Agree there’s frustration/boilerplate left. However, this initiative/refactor started because the previous version was impossible spaghetti, where all the tests would break if you change how the pipeline itself worked. (Such as breaking up the mirror+graph step into two separate steps).

Introducing such pipeline changes have gone from nightmare to doable now, for example Expose a ReferenceDetector to createPluginGraphs made a change in the pipeline.

Something that I feel became more effortful is having to declare a Loader interface and object for every plugin. While more work, I think it’s an improvement over the before-situation of directly depending on plugin-internal functionality in the load pipeline.

Another trade-off that creates more effort, is how LoadContext is required to be a “dumb” composition class, not allowed to implement any logic. It makes for way more robust and easier testing, but is also an extra step and not the most intuitive abstraction.


A main source of frustration I experience still (before the refactor as well) is how configuration values propagate in multiple formats throughout the entire system. From src/cli to src/core to src/backend to src/plugins.

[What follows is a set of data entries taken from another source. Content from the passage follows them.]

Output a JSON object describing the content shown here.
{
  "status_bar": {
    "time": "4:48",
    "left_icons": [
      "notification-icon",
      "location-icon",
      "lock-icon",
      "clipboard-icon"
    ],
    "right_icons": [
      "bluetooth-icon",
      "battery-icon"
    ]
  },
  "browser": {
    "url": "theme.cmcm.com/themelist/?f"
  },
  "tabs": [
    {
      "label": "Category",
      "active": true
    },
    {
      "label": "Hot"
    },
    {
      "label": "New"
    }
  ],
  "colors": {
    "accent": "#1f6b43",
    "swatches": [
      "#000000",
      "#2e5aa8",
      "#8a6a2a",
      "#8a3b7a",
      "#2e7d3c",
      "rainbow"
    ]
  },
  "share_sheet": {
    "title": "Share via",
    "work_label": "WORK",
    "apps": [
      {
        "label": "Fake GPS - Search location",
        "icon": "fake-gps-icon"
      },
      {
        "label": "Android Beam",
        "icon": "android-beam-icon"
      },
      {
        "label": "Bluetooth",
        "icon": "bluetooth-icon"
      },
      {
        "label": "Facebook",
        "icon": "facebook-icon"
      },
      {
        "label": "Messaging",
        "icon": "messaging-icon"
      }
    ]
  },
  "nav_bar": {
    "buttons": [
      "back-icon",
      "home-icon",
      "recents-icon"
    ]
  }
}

Having the instance system, reworked CLI and a better configuration abstraction, I think will greatly reduce code churn here.

Possibly some of these points will be included in Productivity / Quality of Life for instance maintainers. However:

This initiative is to save time and make it easier to maintain a SourceCred instance.

I’ve deliberately not included easier / time saving for developers here. So if these further refactors are time consuming and don’t help instance maintainers much, I’m inclined to punt on it for a while.